Luke can be an odd writer sometimes. Three months have passed in the story with only the mention that they stayed three months, so for the winter. Then he gives us details, like the origin of the ship and tells us the figurehead is of Roman gods. Then we get to Syracuse for three days. We see them spend a week in Puteoli with some brothers and sisters, but no mention of anything said or done. They get to Rome and meet with more and only hear that Paul gave thanks to God and he was encouraged. He was then under a house arrest with one guard.
It reminds me of travelling; which Paul is doing here. There are many interesting things along the way, but most often we drive by and hurry to a destination. Then I did stop at the Corn Palace once. That was a waste of time. Also wasn’t impressed at Rushmore. But the things of trips that I remember most and were most meaningful were trips between here and Michigan we have at times stopped just south of London, Ontario. Spend part of a day with my Mom’s younger brother. The people along the way are more meaningful than the things we might see.
Luke found it important to mention the brothers and sisters meeting them along the way and the time spent with them. It was encouraging and brought relationship. They were not standing alone along this way to Rome. Others were with them, supporting them and praying for them. Never alone, but God put others along the way to go with them for a part of the journey. Others with them to encourage them as they go forward, having faith that God is with them always and seeing God with them in the faces of those who came to see them.

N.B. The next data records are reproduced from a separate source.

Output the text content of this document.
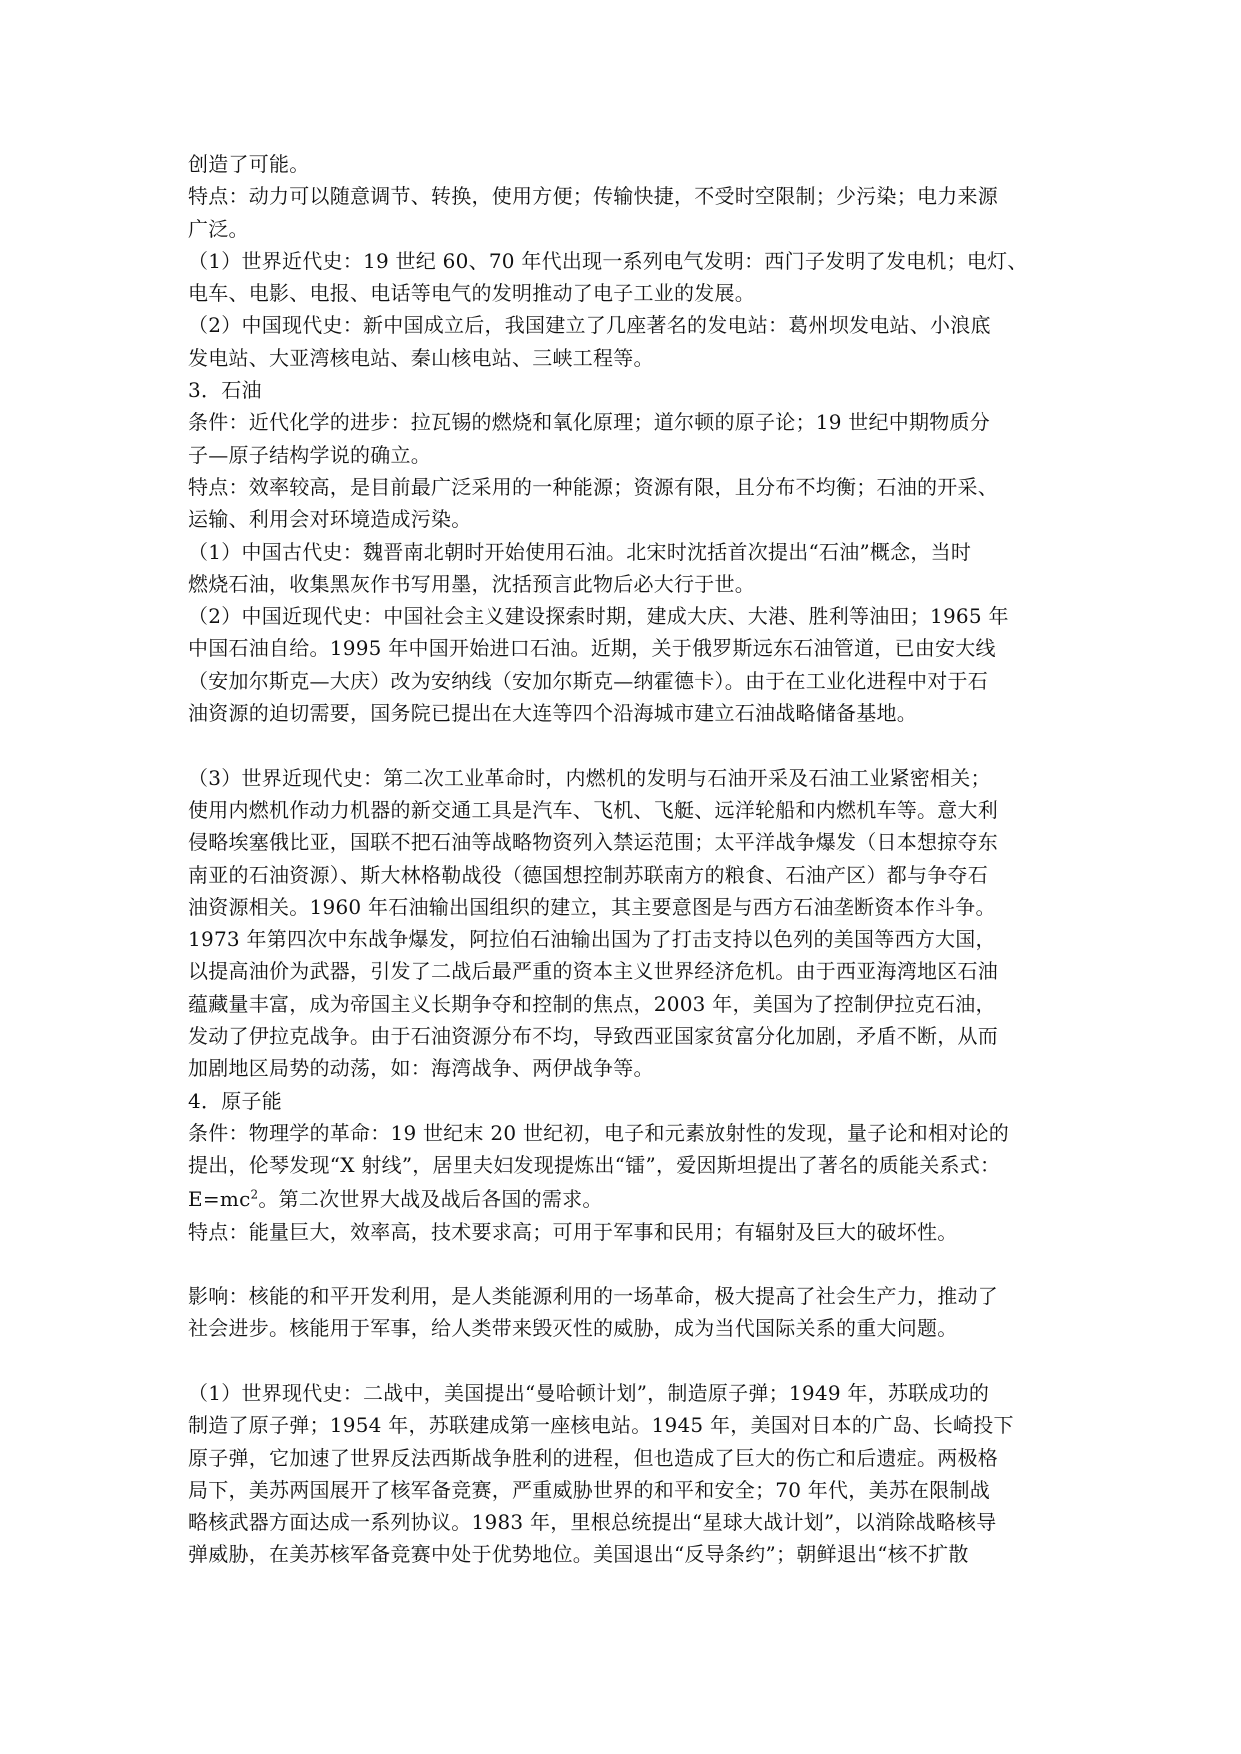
创造了可能。
特点：动力可以随意调节、转换，使用方便；传输快捷，不受时空限制；少污染；电力来源
广泛。
（1）世界近代史：19 世纪 60、70 年代出现一系列电气发明：西门子发明了发电机；电灯、
电车、电影、电报、电话等电气的发明推动了电子工业的发展。
（2）中国现代史：新中国成立后，我国建立了几座著名的发电站：葛州坝发电站、小浪底
发电站、大亚湾核电站、秦山核电站、三峡工程等。
3．石油
条件：近代化学的进步：拉瓦锡的燃烧和氧化原理；道尔顿的原子论；19 世纪中期物质分
子—原子结构学说的确立。
特点：效率较高，是目前最广泛采用的一种能源；资源有限，且分布不均衡；石油的开采、
运输、利用会对环境造成污染。
（1）中国古代史：魏晋南北朝时开始使用石油。北宋时沈括首次提出“石油”概念，当时
燃烧石油，收集黑灰作书写用墨，沈括预言此物后必大行于世。
（2）中国近现代史：中国社会主义建设探索时期，建成大庆、大港、胜利等油田；1965 年
中国石油自给。1995 年中国开始进口石油。近期，关于俄罗斯远东石油管道，已由安大线
（安加尔斯克—大庆）改为安纳线（安加尔斯克—纳霍德卡）。由于在工业化进程中对于石
油资源的迫切需要，国务院已提出在大连等四个沿海城市建立石油战略储备基地。
（3）世界近现代史：第二次工业革命时，内燃机的发明与石油开采及石油工业紧密相关；
使用内燃机作动力机器的新交通工具是汽车、飞机、飞艇、远洋轮船和内燃机车等。意大利
侵略埃塞俄比亚，国联不把石油等战略物资列入禁运范围；太平洋战争爆发（日本想掠夺东
南亚的石油资源）、斯大林格勒战役（德国想控制苏联南方的粮食、石油产区）都与争夺石
油资源相关。1960 年石油输出国组织的建立，其主要意图是与西方石油垄断资本作斗争。
1973 年第四次中东战争爆发，阿拉伯石油输出国为了打击支持以色列的美国等西方大国，
以提高油价为武器，引发了二战后最严重的资本主义世界经济危机。由于西亚海湾地区石油
蕴藏量丰富，成为帝国主义长期争夺和控制的焦点，2003 年，美国为了控制伊拉克石油，
发动了伊拉克战争。由于石油资源分布不均，导致西亚国家贫富分化加剧，矛盾不断，从而
加剧地区局势的动荡，如：海湾战争、两伊战争等。
4．原子能
条件：物理学的革命：19 世纪末 20 世纪初，电子和元素放射性的发现，量子论和相对论的
提出，伦琴发现“X 射线”，居里夫妇发现提炼出“镭”，爱因斯坦提出了著名的质能关系式：
$E=mc^2$。第二次世界大战及战后各国的需求。
特点：能量巨大，效率高，技术要求高；可用于军事和民用；有辐射及巨大的破坏性。
影响：核能的和平开发利用，是人类能源利用的一场革命，极大提高了社会生产力，推动了
社会进步。核能用于军事，给人类带来毁灭性的威胁，成为当代国际关系的重大问题。
（1）世界现代史：二战中，美国提出“曼哈顿计划”，制造原子弹；1949 年，苏联成功的
制造了原子弹；1954 年，苏联建成第一座核电站。1945 年，美国对日本的广岛、长崎投下
原子弹，它加速了世界反法西斯战争胜利的进程，但也造成了巨大的伤亡和后遗症。两极格
局下，美苏两国展开了核军备竞赛，严重威胁世界的和平和安全；70 年代，美苏在限制战
略核武器方面达成一系列协议。1983 年，里根总统提出“星球大战计划”，以消除战略核导
弹威胁，在美苏核军备竞赛中处于优势地位。美国退出“反导条约”；朝鲜退出“核不扩散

We don’t need to feel like we walk our life of faith alone. We can always stop by another’s home and see them. Some might appreciate a call first. We can always invite another to come by our home. We can have another out for coffee, or lunch, or just to sit in a park for a bit. There is a connection between us that brings encouragement in our faith. There is a blessing that we both give and receive when we sit with another in the joys and sorrows of life.
There is a sign in our house with a quote from Fred Rogers, the Presbyterian minister who ministered to children and families through the TV. In part it reads:
“If you could only sense how important you are to the lives of those you meet; how important you can be to the people you may never even dream of.”
O God of all creation, you alone are God. And you alone can satisfy our longing for a support that earth cannot give and that heaven will not take away. Help us, in recognition of our common dependence on you, to acknowledge our need of one another. Let the oneness of our lives make us one in love and service. Amen.